On March 26, reports surfaced that Ukraine had effectively moved towards the completion of a long-delayed deal to supply tanks to Thailand. Though the reports were merely the latest in a string of comments indicating Kiev’s urgency to fulfill its previous obligations, they do once again place emphasis on the significance of the deal not only on its own terms but for relations between the two countries and for the future of the tank itself.
As I have noted previously in these pages, though Thailand had signed a deal to procure up to 49 T-84 Oplot tanks from Ukraine for over $240 million back in 2011, delivers were delayed due to the conflict in Ukraine and economic challenges that Kiev had experienced. Despite these delays and Bangkok’s turn to other sources on this front, including China, deliveries of the tanks had continued on into 2017 (See: “What’s Next for China-Thailand Military Ties in 2018?”). Indications were that the deal would finally be effectively completed around the end of the first quarter of 2018.
On March 26, Pavlo Bukin, the Director General of state-owned defense industry group Ukroboronprom, declared that the deal had effectively been completed, with the batch of combat vehicles successfully passing a test in the presence of Thai defense officials the tanks soon be being sent to Thailand to completing the deal. Bukin was blunt about the state of affairs, noting that the contract was fulfilled despite the challenges Ukraine faced, including “Russia’s unfair competition and military aggression,” and thanking Bangkok for its understanding of the obstacles that Kiev had to overcome to realize the deal.

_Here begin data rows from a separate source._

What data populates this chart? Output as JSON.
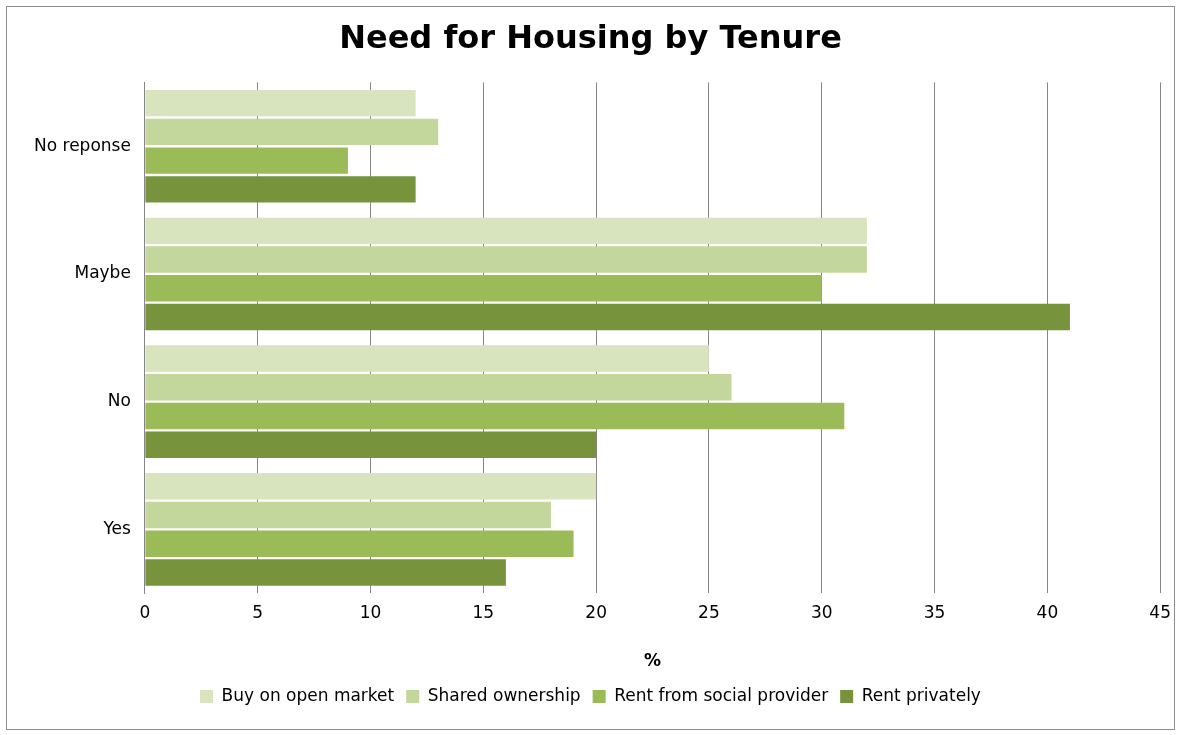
{
  "chart_data": {
    "type": "bar",
    "orientation": "horizontal",
    "title": "Need for Housing by Tenure",
    "xlabel": "%",
    "categories": [
      "No reponse",
      "Maybe",
      "No",
      "Yes"
    ],
    "series": [
      {
        "name": "Buy on open market",
        "color": "#d7e4bd",
        "values": [
          12,
          32,
          25,
          20
        ]
      },
      {
        "name": "Shared ownership",
        "color": "#c3d69b",
        "values": [
          13,
          32,
          26,
          18
        ]
      },
      {
        "name": "Rent from social provider",
        "color": "#9bbb59",
        "values": [
          9,
          30,
          31,
          19
        ]
      },
      {
        "name": "Rent privately",
        "color": "#77933c",
        "values": [
          12,
          41,
          20,
          16
        ]
      }
    ],
    "xlim": [
      0,
      45
    ],
    "xticks": [
      0,
      5,
      10,
      15,
      20,
      25,
      30,
      35,
      40,
      45
    ],
    "grid": "x",
    "legend": "bottom"
  }
}
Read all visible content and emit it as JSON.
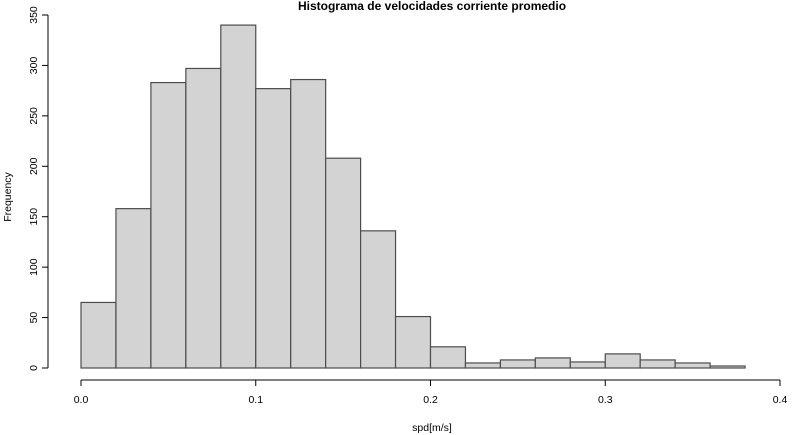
{
  "chart_data": {
    "type": "bar",
    "title": "Histograma de velocidades corriente promedio",
    "xlabel": "spd[m/s]",
    "ylabel": "Frequency",
    "bins": [
      {
        "from": 0.0,
        "to": 0.02,
        "count": 65
      },
      {
        "from": 0.02,
        "to": 0.04,
        "count": 158
      },
      {
        "from": 0.04,
        "to": 0.06,
        "count": 283
      },
      {
        "from": 0.06,
        "to": 0.08,
        "count": 297
      },
      {
        "from": 0.08,
        "to": 0.1,
        "count": 340
      },
      {
        "from": 0.1,
        "to": 0.12,
        "count": 277
      },
      {
        "from": 0.12,
        "to": 0.14,
        "count": 286
      },
      {
        "from": 0.14,
        "to": 0.16,
        "count": 208
      },
      {
        "from": 0.16,
        "to": 0.18,
        "count": 136
      },
      {
        "from": 0.18,
        "to": 0.2,
        "count": 51
      },
      {
        "from": 0.2,
        "to": 0.22,
        "count": 21
      },
      {
        "from": 0.22,
        "to": 0.24,
        "count": 5
      },
      {
        "from": 0.24,
        "to": 0.26,
        "count": 8
      },
      {
        "from": 0.26,
        "to": 0.28,
        "count": 10
      },
      {
        "from": 0.28,
        "to": 0.3,
        "count": 6
      },
      {
        "from": 0.3,
        "to": 0.32,
        "count": 14
      },
      {
        "from": 0.32,
        "to": 0.34,
        "count": 8
      },
      {
        "from": 0.34,
        "to": 0.36,
        "count": 5
      },
      {
        "from": 0.36,
        "to": 0.38,
        "count": 2
      }
    ],
    "xlim": [
      0,
      0.4
    ],
    "ylim": [
      0,
      350
    ],
    "xticks": [
      {
        "value": 0.0,
        "label": "0.0"
      },
      {
        "value": 0.1,
        "label": "0.1"
      },
      {
        "value": 0.2,
        "label": "0.2"
      },
      {
        "value": 0.3,
        "label": "0.3"
      },
      {
        "value": 0.4,
        "label": "0.4"
      }
    ],
    "yticks": [
      {
        "value": 0,
        "label": "0"
      },
      {
        "value": 50,
        "label": "50"
      },
      {
        "value": 100,
        "label": "100"
      },
      {
        "value": 150,
        "label": "150"
      },
      {
        "value": 200,
        "label": "200"
      },
      {
        "value": 250,
        "label": "250"
      },
      {
        "value": 300,
        "label": "300"
      },
      {
        "value": 350,
        "label": "350"
      }
    ],
    "grid": false,
    "colors": {
      "bar_fill": "#d3d3d3",
      "bar_stroke": "#4d4d4d",
      "axis": "#000000"
    }
  }
}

The broader significance of this development beyond the deal itself remains to be seen. The deal’s completion does technically remove an obstacle to Kiev and Bangkok moving forward on opportunities to expand their defense partnership that have been discussed earlier, including on military technology transfer, defense industry, and even the joint venture on a military production facility. But Ukraine is only one of the countries on an increasingly longer list of defense partners for Thailand that also includes Russia and China, and there are various considerations about how Bangkok will choose to proceed here that go beyond the delayed fulfillment of a single deal (See: “What’s Behind the New US-Thailand Military Facility Hype?”).
As for the Oplot tank itself more generally, Bukin unsurprisingly noted that with the fulfillment of the contract, the focus would be on producing tanks for Ukraine’s military. That itself will require several significant steps with respect to the tank, including controlling costs, making renovations and upgrades on certain components, and addressing other research, development, and production concerns.